Here is a design-pattern I like a lot, I call it an EventBus and it goes something like this (don’t copy-paste it’s off the top of my head):
public class GenericEvent
{
public UnityEngine.Object sender;
public string token;
public System.Object data;
}
public static class EventBus
{
public delegate void GenericEventHandler(GenericEvent genEvent);
//listener delegates can be registered here
public static GenericEventHandler m_handler;
//dispatchers can use this method
public static void Dispatch(GenericEvent genEvent)
{
if(m_handler != null) m_hander(genEvent);
}
}
This is nice because any MonoBehaviour can ‘talk’ to another MonoBehaviour without having to ‘know’ that MonoBehaviour (again, code off the top of my head):
//MonoBehaviour 'foo'
const string FOO_COMPLETED = "foo completed task";
void Update()
{
...do some stuff
EventBus.Dispatch(new GenericEvent(){
sender=this,token=FOO_COMPLETED, null
});
}
//MonoBehaviour 'bar'
void Start()
{
EventBus.handle += HandleEvent;
}
void OnDestroy()
{
EventBus.handle -= HandleEvent;
}
void HandleEvent(GenericEvent genEvent)
{
if(genEvent.token == Foo.FOO_COMPLETED) ...do some stuff
}
The good
- no more remembering to drag-and-drop behaviours onto referencing ‘inlets’ in the editor.
- no need to give every MonoBehaviour static access to every other MonoBehaviour (and create a glue-ball of code)
- delegates are like function-pointers, calling a delegate has similar overhead to calling the method on another object.
- delegates are called on the MonoBehaviour regardless of whether the hosting GameObject is active, or the MonoBehaviour is enabled.
Observable state
by logging all the events that pass through the EventBus you can see the state of your game in real-time, making it easier to trap errors.
The bad
Events invoke delegates
- delegates are also not like function-pointers, they retain a reference to the object that they call the method on, as such you must remove a MonoBehaviours event handling delegate when the MonoBehaviour is destroyed. This is not a big problem.
- delegates are called on the MonoBehaviour regardless of the state of the MonoBehaviour, because there is no guarantee of execution order for ‘start’ methods you may find that your listener is registered before the event is dispatched. This can be a moderately big problem.
Loose coupling
- events can obfuscate your logic.

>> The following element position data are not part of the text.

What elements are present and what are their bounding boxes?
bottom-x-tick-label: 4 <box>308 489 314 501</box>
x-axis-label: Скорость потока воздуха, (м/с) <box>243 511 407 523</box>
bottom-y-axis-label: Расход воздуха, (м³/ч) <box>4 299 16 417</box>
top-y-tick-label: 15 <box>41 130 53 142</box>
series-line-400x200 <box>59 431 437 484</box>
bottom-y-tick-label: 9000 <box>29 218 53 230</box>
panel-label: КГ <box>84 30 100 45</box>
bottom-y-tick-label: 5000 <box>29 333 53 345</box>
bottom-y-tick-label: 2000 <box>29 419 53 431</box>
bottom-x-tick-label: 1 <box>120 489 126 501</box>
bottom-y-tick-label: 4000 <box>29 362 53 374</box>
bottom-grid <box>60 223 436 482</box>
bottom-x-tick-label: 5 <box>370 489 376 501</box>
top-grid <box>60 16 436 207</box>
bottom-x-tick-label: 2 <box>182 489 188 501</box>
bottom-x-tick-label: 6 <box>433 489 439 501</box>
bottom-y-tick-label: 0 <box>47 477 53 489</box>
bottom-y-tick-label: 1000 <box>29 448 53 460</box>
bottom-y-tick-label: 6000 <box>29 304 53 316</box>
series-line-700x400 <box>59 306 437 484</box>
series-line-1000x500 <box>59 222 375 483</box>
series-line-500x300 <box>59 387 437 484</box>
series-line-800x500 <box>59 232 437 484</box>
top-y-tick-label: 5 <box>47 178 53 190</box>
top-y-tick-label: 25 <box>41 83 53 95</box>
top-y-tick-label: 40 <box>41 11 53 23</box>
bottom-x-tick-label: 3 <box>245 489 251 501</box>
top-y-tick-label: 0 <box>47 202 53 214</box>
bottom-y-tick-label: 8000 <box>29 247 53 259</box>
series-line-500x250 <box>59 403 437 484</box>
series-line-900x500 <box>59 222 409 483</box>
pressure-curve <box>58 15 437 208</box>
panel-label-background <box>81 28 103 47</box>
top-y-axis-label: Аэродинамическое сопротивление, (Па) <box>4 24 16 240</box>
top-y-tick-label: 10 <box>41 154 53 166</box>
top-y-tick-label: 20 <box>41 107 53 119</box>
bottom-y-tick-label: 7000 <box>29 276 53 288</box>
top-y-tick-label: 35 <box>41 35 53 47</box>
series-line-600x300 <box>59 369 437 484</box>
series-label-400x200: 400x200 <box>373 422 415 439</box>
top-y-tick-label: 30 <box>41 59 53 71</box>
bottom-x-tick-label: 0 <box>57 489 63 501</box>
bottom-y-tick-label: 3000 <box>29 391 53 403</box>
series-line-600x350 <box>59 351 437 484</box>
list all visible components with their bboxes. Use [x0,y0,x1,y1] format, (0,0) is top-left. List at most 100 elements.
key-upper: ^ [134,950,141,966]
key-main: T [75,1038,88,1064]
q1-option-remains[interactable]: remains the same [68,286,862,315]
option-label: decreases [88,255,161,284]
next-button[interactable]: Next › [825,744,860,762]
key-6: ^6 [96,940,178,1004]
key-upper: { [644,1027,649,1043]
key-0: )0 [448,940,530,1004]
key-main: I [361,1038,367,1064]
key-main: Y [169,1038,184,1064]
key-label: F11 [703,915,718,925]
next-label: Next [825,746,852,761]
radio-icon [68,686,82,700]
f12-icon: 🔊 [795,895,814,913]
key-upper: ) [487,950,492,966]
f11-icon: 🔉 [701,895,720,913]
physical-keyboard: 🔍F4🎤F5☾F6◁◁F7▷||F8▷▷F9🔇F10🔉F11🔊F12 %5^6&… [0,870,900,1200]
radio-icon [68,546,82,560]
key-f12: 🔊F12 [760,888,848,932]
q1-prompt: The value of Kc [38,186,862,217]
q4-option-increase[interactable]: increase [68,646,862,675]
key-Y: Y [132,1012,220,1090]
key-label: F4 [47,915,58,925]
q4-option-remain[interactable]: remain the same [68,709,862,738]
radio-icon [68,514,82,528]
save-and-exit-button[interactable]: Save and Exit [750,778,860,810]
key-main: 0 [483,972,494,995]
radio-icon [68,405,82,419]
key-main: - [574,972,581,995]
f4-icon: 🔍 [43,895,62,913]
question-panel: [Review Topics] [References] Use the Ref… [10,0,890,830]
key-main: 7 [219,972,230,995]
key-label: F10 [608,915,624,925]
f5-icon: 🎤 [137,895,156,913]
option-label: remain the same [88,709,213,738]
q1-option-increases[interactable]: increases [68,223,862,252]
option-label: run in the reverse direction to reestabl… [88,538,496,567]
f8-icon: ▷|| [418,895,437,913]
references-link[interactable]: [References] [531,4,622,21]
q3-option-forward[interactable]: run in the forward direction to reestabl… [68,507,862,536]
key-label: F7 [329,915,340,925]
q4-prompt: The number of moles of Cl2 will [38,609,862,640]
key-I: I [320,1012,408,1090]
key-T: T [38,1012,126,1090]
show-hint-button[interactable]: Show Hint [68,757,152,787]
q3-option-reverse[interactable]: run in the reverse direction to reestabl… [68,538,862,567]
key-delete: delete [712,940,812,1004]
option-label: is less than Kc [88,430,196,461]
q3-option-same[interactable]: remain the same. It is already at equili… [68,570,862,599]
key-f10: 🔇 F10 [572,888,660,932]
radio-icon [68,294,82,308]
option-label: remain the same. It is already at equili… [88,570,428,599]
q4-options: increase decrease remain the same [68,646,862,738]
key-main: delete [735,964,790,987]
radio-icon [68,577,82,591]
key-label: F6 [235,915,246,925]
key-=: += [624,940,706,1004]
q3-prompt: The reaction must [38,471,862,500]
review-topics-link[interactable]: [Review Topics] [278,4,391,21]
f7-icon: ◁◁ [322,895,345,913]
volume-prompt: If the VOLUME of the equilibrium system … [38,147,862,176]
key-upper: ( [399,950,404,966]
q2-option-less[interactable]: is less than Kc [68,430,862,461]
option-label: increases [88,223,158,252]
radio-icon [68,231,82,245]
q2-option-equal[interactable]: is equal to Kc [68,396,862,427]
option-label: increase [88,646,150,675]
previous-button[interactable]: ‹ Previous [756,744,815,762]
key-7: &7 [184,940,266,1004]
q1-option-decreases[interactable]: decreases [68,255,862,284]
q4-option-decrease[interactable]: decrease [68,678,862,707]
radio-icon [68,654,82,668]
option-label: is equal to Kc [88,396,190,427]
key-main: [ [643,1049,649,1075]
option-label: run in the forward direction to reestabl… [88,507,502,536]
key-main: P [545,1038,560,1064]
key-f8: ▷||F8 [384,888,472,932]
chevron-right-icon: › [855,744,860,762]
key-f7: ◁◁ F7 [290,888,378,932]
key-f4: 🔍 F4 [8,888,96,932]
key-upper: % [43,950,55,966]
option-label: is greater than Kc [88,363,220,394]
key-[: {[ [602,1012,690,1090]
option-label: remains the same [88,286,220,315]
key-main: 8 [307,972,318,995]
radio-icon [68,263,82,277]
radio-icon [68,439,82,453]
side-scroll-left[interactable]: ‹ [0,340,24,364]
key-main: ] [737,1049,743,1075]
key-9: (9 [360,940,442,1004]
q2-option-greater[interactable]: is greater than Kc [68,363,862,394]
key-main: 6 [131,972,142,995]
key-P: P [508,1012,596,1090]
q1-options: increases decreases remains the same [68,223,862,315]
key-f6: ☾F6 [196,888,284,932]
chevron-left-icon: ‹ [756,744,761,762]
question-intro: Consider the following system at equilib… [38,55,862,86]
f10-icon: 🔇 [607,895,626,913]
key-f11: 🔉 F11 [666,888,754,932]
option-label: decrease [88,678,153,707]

This can be a big problem.

The diagram above was generated by one of my tools, it shows the connection of events in a (simple) event-driven game. It wasn’t useful. Here are a couple of the ‘gotchas’ I experienced from my obfuscated logic:
- infinite loops (and subsequent editor lock-out) hidden by several layers of indirection (A calls B calls C calls D calls A)
- race conditions, where data shared by A, B and C was not modified in the order I expected (because the order of calls to Update() etc are not guaranteed.)